Here’s an informative Q & A with Nahemy Moreno de Fehr, the director of RTM Paraguay, TWR’s partner.
What are your primary job responsibilities?
As a director, I need to know how everything is going. We are now in a special time in TWR history, because most of the people in our office are new, and I need to teach them about RTM and what I expect from them. With the programs, I delegate to other people and I need to know the schedule for all of the speakers and programs. We now have Women of Hope in Guarini, and two others as well. We have a program in Spanish for young people and one program in German.
How did you become familiar with TWR and Project Hannah?
I didn’t know about TWR at all. I was working in a school as a receptionist. My employee contract was ending, and the RTM director at the time asked me to come in for an interview in the Spanish department. My interview went well, and I was studying computer science at the time, so my desire was to have a part-time job. They needed a full-time employee. I will never forget it; it was in December 1995 and it was Christmas Eve. The RTM director came up to me after the Christmas Eve service at our church, and said he wanted to speak me with me the day after Christmas. He told me it would be no problem for me to work part-time, so I started soon after with the Spanish department. At that time, RTM was divided into three departments: Spanish, Guarani and German.

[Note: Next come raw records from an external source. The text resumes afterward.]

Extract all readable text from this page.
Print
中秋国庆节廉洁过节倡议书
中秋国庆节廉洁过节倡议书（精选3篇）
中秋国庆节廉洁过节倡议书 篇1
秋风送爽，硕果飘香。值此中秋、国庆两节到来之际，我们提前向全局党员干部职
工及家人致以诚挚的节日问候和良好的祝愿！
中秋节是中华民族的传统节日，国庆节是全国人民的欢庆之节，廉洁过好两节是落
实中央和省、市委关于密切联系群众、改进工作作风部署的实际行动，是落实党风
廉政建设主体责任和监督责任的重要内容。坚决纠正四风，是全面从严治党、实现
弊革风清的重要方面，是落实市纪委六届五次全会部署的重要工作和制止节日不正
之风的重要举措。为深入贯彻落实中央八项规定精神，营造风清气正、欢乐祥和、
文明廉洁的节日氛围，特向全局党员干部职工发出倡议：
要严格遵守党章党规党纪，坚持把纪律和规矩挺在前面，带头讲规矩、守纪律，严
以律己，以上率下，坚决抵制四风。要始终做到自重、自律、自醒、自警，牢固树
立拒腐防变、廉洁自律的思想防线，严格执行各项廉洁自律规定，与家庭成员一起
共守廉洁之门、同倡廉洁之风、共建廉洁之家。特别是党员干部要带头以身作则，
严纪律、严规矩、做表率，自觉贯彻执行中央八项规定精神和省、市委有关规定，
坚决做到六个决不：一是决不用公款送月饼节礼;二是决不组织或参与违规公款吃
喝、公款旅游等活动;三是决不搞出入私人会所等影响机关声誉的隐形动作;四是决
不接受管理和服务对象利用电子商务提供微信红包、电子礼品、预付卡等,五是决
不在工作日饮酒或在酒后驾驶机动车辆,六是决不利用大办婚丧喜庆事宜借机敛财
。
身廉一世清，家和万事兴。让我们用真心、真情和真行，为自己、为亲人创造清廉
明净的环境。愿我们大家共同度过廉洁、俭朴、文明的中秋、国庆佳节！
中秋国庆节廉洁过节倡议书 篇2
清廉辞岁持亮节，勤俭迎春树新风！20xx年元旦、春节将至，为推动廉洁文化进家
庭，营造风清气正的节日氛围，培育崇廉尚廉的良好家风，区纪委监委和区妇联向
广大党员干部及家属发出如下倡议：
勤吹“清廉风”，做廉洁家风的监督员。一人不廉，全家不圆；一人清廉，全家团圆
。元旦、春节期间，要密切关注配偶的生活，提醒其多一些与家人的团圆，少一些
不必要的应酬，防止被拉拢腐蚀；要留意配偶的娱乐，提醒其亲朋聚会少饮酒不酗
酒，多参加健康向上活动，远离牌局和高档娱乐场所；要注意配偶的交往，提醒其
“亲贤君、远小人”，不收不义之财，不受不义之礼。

It’s been 12 years. I was a receptionist, then an operator in the studio for the German program for 2.5 years. I’ve also been a program coordinator, an administrator, and for the past two years I’ve been the director, so I know all the different areas. I was asked twice to be director, but I turned it down. Then Spanish Ministry Director Lemuel Larrosa came to Paraguay asked me to be the director, and I finally said yes.
What do you enjoy most about your work?
I love the contact with the people, especially making new contact. I also love presenting new projects. I like challenges.
What are the biggest challenges you face as a director?
Right now, it’s to be on TV. We have a project for a TV program for kids (8-12 years) that’s a Q & A program. It’s a program from ERF-Germany, but they give us the rights to use the same name and do it in Spanish in Paraguay. They gave us the scripts and all the designs. It’s not on the air yet in Spanish, but it is in German in the Chaco area.
Another challenge is to organize the office so it’s more efficient. The board and I feel like we could function better in each of our different areas. So people know how their job functions and how it fits in to the bigger picture of what we’re trying to accomplish as an organization.
How should people pray for people in your country?
Pray that the Paraguayan people that they will come to know of RTM and ultimately the gospel. Many are listeners, but they don’t have the courage to call us or write a letter because they are ashamed of their problems. I wish we could communicate with our listeners more. I don’t want them to think we’re trying to change their religion. A classmate of mine [from University] is a good girl. Sometimes she acted very strange and wouldn’t come over my house anymore. She said her mother didn’t want her to associate with us because we are Christians. I was sad. I wish that they didn’tt think we will change their religion. It’s a personal relationship with Christ. We need to a good example, and God will do the rest.